L’indomani, tornato a casa da scuola mia madre mi disse che
la situazione stava degenerando, era stata ricoverata nuovamente d’urgenza ma
non riuscivano a capire cosa stesse succedendo.
Quella notizia fu un pugno nello stomaco, una coltellata al
cuore, senza preavviso.
Mi veniva impedito anche solo di telefonarle per dirle che
le volevo bene o per sapere come stesse… mi stavano distruggendo.
La sera arrivò la notizia che si era aggravata molto e che
era stata trasferita in terapia intensiva, ancora i medici non capivano cosa le
stesse succedendo, dagli esami sembrava tutto apposto, ma evidentemente non era
così; allora preparammo veloci le valige e ci incamminammo con la macchina in
autostrada, ci aspettavano oltre sette ore di viaggio.
Naturalmente c’era un continuo contatto con i miei zii che
erano lì, i medici nel giro di qualche ora vagliarono diverse ipotesi: shock
anafilattico causato dalla puntura di un insetto, morso di una vipera… la cosa
peggiore poi che un batterio la stava divorando dall’interno.
Non dormii quella notte, pregai solo che si rimettesse in
sesto, speravo che quello che stava succedendo fosse solo uno dei numerosi
incubi che da sempre mi assillano, ma purtroppo non lo era, mi stavo scontrando
con una delle realtà più dure da affrontare, mi stavo scontrando con la morte.
La mattina, arrivati a casa, arrivò la chiamata di mio zio:
sarebbe passato dopo pochi minuti per correre in ospedale perché la situazione
si era aggravata notevolmente.
Tornati a casa, i miei genitori mi dissero che nella notte
mia nonna era stata intubata perché non riusciva più a respirare
autonomamente… in quel momento iniziai a
perdere tutte le mie speranze.
Un’altra telefonata improvvisa. La corsa in ospedale…
Per ore non seppi niente, poi tornarono a casa, io già
immaginavo cosa fosse successo, scoppiai in lacrime, i miei genitori iniziarono
a parlare di autopsia, medici legali…
Dopo due giorni dal decesso ci fu l’autopsia, finalmente il
sabato avremmo potuto riaverla e farle i funerali.

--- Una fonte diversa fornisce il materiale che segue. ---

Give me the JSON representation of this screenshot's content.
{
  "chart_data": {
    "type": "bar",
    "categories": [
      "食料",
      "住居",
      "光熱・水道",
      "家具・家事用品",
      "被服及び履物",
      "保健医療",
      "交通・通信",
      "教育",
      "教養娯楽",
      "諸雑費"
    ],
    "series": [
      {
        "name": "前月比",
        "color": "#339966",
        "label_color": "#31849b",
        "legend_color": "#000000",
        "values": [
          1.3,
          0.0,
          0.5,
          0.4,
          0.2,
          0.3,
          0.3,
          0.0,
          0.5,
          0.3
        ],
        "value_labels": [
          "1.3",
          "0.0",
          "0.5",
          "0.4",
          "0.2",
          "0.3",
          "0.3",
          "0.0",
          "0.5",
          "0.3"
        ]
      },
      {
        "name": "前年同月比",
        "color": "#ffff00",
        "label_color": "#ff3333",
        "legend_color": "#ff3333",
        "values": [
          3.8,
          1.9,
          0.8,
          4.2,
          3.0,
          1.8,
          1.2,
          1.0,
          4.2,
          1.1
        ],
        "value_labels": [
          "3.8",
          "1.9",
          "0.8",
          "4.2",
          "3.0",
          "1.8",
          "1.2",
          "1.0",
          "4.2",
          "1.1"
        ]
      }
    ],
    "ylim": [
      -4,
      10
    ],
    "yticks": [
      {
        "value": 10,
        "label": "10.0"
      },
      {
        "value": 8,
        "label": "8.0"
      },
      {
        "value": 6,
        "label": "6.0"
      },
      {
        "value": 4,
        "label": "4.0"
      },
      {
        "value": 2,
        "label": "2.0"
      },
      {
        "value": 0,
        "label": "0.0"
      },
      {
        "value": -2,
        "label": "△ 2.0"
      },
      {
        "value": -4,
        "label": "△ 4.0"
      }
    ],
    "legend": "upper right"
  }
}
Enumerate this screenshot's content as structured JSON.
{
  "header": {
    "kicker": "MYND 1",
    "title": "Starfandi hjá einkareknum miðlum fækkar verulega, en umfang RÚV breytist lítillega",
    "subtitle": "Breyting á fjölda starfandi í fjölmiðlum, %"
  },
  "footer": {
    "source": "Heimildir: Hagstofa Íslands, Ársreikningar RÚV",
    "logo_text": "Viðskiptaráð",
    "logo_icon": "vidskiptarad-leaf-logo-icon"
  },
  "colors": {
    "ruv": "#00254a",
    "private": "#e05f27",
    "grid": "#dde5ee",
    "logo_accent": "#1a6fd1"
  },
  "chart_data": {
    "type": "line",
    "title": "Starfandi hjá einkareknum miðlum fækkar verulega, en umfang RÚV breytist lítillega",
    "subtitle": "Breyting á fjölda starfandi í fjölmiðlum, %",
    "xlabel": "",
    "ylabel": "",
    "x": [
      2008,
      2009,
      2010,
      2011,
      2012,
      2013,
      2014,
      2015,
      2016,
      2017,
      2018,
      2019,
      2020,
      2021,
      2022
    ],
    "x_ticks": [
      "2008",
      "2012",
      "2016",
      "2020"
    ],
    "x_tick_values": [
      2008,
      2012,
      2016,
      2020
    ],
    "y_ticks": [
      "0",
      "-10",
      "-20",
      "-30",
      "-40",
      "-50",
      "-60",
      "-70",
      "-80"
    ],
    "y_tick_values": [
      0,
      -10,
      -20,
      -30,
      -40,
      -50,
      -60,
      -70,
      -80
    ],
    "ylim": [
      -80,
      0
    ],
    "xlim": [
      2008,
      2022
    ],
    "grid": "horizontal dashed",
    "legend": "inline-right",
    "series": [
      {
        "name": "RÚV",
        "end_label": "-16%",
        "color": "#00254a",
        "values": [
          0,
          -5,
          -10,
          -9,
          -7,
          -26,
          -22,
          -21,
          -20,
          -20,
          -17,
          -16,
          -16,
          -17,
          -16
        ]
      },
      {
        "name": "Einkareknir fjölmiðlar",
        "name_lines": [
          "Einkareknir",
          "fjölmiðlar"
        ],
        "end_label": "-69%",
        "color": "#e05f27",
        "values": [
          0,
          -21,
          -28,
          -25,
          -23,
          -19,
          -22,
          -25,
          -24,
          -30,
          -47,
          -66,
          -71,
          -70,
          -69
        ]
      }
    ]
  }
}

Quel giorno è stato uno dei più duri nella mia vita, sentire
il tonfo della cassa nella fossa è stato qualcosa di orribile, per non parlare
di quando hanno iniziato a gettar la terra.
Insieme al corpo di mia nonna quel giorno, seppellirono
anche la mia anima, la mia infanzia, la mia gioia, i miei ricordi… precipitai
nel più profondo abisso dell’inferno…
Ho passato circa un anno in cui ho sofferto di una forte
depressione; i miei genitori non se ne sono neanche accorti, sono stato bravo a
nasconderla, ma i miei amici più stretti sapevano tutto, eppure non erano in
grado di aiutarmi, era una situazione difficile, poterono solo starmi vicini.
Sono passati più di due anni da quel maledetto giorno, il
sorriso è tornato sulla mia bocca, la depressione è sparita, ma basta guardarmi
profondamente negli occhi per vedere la malinconia, il dolore, la morte che mi
colpisce in ogni attimo in cui ritornano nella mia mente quei ricordi, come
fotografie, impresse per sempre, negli album della memoria.